Hadoop-elephant-300x248Hadoop-2.3.0 is the first release for the year 2014, and brings a number of enhancements to the core platform, in particular to HDFS. There are a lot of bug fixes and small changes in this one – you can read it all in Apache’s release notes – but the folks at the Cloudera blog highlight one big change: in-memory caching for HDFS. Cloudera describes the feature as follows:

HDFS caching lets users explicitly cache certain files or directories in HDFS. DataNodes will then cache the corresponding blocks in off-heap memory through the use of mmap and mlock. Once cached, Hadoop applications can query the locations of cached blocks and place their tasks for memory-locality. Finally, when memory-local, applications can use the new zero-copy read API to read cached data with no additional overhead.

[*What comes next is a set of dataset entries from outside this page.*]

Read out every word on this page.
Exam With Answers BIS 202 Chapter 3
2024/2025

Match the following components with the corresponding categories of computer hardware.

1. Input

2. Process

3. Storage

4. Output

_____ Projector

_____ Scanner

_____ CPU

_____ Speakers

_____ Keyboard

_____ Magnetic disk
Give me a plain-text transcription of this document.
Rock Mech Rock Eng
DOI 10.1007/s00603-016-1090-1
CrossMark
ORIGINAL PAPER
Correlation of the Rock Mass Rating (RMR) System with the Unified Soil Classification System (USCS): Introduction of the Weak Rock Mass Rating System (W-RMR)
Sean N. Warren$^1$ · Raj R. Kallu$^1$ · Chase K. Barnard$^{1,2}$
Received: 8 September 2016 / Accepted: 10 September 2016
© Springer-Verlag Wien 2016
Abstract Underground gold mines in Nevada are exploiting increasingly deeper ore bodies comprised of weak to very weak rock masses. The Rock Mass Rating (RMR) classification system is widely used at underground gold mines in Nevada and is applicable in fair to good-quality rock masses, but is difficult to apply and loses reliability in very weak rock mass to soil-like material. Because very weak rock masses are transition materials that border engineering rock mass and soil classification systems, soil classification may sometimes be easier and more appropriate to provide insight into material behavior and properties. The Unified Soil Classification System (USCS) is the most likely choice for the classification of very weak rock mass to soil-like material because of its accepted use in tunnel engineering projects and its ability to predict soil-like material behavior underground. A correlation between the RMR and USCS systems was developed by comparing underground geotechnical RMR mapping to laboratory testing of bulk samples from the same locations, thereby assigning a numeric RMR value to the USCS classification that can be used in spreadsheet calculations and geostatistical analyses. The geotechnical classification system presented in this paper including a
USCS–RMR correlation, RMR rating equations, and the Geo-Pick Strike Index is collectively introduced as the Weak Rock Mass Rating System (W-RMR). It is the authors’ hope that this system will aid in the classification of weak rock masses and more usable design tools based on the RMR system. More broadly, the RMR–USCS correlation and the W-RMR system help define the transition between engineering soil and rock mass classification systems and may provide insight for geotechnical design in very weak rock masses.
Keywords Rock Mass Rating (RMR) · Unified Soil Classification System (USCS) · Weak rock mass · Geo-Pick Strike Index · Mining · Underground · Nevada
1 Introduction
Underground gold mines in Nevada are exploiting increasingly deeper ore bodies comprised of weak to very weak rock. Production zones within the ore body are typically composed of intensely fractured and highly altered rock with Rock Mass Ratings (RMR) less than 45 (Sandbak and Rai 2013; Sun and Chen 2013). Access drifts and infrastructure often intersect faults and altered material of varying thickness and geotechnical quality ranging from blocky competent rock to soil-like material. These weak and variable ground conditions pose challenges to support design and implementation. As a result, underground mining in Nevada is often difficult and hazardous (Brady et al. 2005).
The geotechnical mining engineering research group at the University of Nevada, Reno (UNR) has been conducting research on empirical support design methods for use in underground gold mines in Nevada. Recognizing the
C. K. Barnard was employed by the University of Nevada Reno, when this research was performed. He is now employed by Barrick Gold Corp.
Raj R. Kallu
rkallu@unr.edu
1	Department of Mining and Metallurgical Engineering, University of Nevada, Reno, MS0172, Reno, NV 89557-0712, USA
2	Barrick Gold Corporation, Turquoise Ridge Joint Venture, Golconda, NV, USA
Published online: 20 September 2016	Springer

Preliminary benchmarks show that optimized applications can achieve read throughput on the order of gigabytes per second.

Another big feature, according to Arun Murthy at Hortonworks, is support for heterogeneous storage hierarchy in HDFS. According to Murthy:

With support for heterogeneous storage classes in HDFS, we now can take advantage of different storage types on the same Hadoop clusters. Hence, we can now make better cost/benefit tradeoffs with different storage media such as commodity disks, enterprise-grade disks, SSDs, Memory etc.

So, be sure to take a look. Hortonworks’ announcement post also includes a look ahead toward 2.4.0, in case 2.3.0 just isn’t enough.